Dia adalah pria yang sangat tampan, namun hidupnya tak bahagia meski memiliki istri berparas cantik karena sejatinya dia adalah pria miskin yang dianggap menumpang hidup pada keluarga sang istri.
Edwin berjuang keras dan membuktikan bila dirinya bisa menjadi orang kaya hingga diusia pernikahan ke-8 tahun dia berhasil menjadi pengusaha kaya, tapi sayangnya semua itu tak merubah apapun yang terjadi.

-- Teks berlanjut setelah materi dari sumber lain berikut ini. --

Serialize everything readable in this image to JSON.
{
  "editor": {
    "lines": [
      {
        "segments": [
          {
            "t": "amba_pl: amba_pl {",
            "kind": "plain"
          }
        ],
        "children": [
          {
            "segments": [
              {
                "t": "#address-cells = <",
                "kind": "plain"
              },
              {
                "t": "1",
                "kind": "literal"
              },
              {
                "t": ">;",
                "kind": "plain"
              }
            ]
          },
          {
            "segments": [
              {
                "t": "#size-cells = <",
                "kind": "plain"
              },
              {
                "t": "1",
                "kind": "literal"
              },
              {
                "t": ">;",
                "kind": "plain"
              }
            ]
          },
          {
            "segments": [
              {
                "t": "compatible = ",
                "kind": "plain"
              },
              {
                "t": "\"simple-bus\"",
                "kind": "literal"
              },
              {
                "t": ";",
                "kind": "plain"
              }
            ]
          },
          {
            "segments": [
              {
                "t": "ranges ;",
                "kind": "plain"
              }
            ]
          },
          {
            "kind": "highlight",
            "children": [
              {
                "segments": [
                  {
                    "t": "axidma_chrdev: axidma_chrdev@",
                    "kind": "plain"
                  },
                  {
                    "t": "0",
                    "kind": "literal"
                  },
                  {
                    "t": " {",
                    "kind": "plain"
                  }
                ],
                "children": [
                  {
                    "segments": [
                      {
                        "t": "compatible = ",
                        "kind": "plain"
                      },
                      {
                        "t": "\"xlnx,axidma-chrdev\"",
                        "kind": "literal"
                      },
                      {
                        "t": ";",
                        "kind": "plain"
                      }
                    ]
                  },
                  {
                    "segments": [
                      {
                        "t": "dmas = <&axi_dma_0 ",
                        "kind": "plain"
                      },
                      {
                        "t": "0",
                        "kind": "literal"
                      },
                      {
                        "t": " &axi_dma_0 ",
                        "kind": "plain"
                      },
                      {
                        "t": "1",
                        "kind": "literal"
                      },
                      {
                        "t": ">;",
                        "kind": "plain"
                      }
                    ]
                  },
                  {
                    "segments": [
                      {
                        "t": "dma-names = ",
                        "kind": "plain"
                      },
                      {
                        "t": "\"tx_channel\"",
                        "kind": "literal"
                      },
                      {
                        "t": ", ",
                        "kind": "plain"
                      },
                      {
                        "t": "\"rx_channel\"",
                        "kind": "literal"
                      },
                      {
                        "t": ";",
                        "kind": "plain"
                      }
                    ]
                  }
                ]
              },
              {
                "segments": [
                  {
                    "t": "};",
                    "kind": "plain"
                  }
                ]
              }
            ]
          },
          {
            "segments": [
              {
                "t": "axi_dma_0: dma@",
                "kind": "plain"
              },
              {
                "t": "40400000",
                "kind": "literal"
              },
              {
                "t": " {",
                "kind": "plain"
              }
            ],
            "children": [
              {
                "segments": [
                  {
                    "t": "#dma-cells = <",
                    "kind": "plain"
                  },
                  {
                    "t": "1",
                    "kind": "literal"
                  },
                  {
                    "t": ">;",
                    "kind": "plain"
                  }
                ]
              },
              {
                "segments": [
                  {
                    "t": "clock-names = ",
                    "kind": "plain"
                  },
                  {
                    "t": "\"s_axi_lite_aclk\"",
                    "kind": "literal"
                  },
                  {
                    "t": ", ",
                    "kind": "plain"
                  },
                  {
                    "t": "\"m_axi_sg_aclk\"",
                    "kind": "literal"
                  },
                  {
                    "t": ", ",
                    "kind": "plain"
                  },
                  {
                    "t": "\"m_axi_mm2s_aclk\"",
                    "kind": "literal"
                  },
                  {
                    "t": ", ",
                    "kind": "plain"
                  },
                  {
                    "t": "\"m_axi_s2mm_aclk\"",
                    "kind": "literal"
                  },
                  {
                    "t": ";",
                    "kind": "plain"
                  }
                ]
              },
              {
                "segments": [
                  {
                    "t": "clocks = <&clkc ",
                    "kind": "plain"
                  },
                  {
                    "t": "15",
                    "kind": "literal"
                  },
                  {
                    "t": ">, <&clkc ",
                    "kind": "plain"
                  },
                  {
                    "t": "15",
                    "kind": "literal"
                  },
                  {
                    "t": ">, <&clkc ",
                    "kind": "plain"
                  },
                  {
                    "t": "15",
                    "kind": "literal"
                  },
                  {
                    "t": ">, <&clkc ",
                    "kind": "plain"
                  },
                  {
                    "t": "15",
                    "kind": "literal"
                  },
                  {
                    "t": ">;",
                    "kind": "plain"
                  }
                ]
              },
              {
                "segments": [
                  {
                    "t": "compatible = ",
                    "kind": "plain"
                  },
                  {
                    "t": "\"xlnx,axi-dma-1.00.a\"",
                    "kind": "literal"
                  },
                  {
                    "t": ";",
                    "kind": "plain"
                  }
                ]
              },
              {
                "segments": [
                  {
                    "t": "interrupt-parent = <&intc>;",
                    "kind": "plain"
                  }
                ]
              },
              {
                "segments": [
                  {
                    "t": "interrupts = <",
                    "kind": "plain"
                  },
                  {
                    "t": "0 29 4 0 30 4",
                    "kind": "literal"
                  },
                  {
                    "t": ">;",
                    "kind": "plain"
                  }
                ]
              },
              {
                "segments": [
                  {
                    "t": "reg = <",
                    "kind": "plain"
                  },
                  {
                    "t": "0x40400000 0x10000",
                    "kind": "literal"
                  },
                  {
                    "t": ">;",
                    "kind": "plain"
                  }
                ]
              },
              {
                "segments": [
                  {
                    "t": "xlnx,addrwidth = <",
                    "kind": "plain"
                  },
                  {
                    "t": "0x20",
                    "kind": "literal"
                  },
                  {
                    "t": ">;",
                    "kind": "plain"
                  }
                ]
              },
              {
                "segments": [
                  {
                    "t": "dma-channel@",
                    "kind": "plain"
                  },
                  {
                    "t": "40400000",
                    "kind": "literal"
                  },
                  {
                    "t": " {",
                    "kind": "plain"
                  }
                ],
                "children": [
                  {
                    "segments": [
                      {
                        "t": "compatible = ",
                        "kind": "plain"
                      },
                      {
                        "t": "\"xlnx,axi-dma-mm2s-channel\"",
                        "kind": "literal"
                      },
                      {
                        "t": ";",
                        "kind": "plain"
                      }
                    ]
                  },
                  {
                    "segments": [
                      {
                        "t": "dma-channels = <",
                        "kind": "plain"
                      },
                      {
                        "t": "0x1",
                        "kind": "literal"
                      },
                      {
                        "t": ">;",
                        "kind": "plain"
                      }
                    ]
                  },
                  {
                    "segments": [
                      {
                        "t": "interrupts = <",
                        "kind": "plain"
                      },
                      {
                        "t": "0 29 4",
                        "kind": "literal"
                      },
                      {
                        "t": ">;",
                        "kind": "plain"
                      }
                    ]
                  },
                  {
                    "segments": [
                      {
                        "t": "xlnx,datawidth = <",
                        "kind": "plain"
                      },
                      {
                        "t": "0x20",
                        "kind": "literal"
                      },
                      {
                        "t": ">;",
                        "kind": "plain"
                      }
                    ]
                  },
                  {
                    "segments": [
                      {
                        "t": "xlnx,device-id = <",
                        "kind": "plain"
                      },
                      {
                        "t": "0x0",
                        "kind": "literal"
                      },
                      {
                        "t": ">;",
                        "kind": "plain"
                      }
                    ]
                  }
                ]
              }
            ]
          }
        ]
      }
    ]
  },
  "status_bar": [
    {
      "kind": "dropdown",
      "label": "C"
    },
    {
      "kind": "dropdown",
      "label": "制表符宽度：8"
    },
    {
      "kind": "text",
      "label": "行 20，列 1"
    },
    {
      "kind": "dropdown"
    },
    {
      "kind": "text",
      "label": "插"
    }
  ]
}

Edwin bertemu dengan seorang gadis yang ingin menjual kesuciannya demi membiayai pengobatan sang ibu. Karena kasihan Edwin pun menolongnya.
"Bagaimana saya membalas kebaikan anda, Pak?" Andini.
"Jadilah simpananku." Edwin.
Akankah menjadikan Andini simpanan mampu membuat Edwin berpaling dari sang istri?
Karya ini diterbitkan atas izin NovelToon Tri Haryani, isi konten hanyalah pandangan pribadi pembuatnya, tidak mewakili NovelToon sendiri
BAB. 25 Konsultasi
Edwin dan Mona sudah tiba dirumah sakit. Mereka sedang menghadap dokter kandungan untuk berkonsultasi.
"Kondisi Bapak dan Ibu sehat hanya saja Ibu Mona kurang subur karena penggunaan pil KB dalam jangka panjang. Beruntung usia Ibu Mona masih 33 tahun jadi masih memungkinkan untuk bisa hamil," terang dokter Anne--dokter kandungan yang memeriksa Edwin dan Mona.
"Apa kalau saya berhenti minun pil KB saya bisa subur lagi, dok?" tanya Mona.
"Bisa, Bu, nanti saya resepkan obat penetral hormon dan vitamin untuk anda supaya cepat mengembalikan kesuburan anda."
"Baik, dok, beri saya obat yang paling bagus. Saya ingin cepat hamil dan punya anak," kata Mona.
Dokter Anne mengangguk, tak lupa juga dia memberi tahu Mona dan Edwin agar menjaga pola makan, hidup sehat dan tidur yang cukup untuk menunjang program hamil yang sedang mereka jalani.
Edwin bernafas lega akhirnya dia menjalani program hamil sesuatu yang dia ingin kan sejak lama meski dia belum tahu kapan sang istri akan hamil.
Setelah dari rumah sakit Edwin dan Mona pulang kerumah untuk bersiap pergi ke Maldives. Perjalanan bulan madu itu yang mengaturnya Mona dan semua menggunakan uang Edwin sebagai bentuk permintaan maafnya dia ingin menyenangkan suaminya.
Mona juga membawa lingerie dengan berbagai model dan warna yang akan dia kenakan saat bersama Edwin disana.
"Kamu tidak membawa pekerjaan kan saat kita bulan madu?" tanya Edwin memastikan. Dia sejak tadi duduk ditepi ranjang memperhatikan Mona yang sedang packing pakaian.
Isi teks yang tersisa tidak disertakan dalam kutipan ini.